In the November 2023 issue of Motor Sport, some of the key players behind the FW15C’s success, including Adrian Newey, Patrick Head and Damon Hill – as well as Coulthard – talk about its development and the incredible speed which led to F1 glory for Alain Prost and the team 30 years ago.
It’s widely accepted that the FW15C – relative to the competition it had in in 1993 – was further ahead of its contemporaries than any other car before or since.
As Newey explains, its predecessor, the FW14B which took Nigel Mansell to his F1 title in ’92, was a marriage of technical convenience. The FW15C was the ultimate realisation of Williams’ design vision.
The “14B was an existing car that we then put active onto,” he tells Adam Cooper. “And in that there were some compromises on the installation of the suspension. And effectively the aerodynamics didn’t maximise the advantage of the much finer ride height platform window that it offered.
“So the research into 15A [the unraced 1992 car] was really aimed at those two points, properly integrating the hydraulic actuators, etc, into the design of the tub and the gearbox. And then re-optimising the aerodynamics around the smaller ride height window that active offered.”

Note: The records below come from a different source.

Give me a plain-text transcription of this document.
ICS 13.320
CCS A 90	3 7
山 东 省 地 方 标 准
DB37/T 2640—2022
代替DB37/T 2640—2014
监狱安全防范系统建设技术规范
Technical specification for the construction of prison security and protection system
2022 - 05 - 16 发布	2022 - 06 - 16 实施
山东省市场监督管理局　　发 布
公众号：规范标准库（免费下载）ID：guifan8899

The team’s technical director, Patrick Head, expands on how it worked.
“The active ride was a sort of responsive system,” he says. “When you hit the brakes, the nose would dip and the back would go up. Then the system would say, ‘I don’t really want this,’ and would correct it.”
What this did, along with other technical advantages such as power steering and ABS, was bring new performance possibilities for the driver who, according to Head, “could just hit the brake pedal as hard as he liked without worrying.”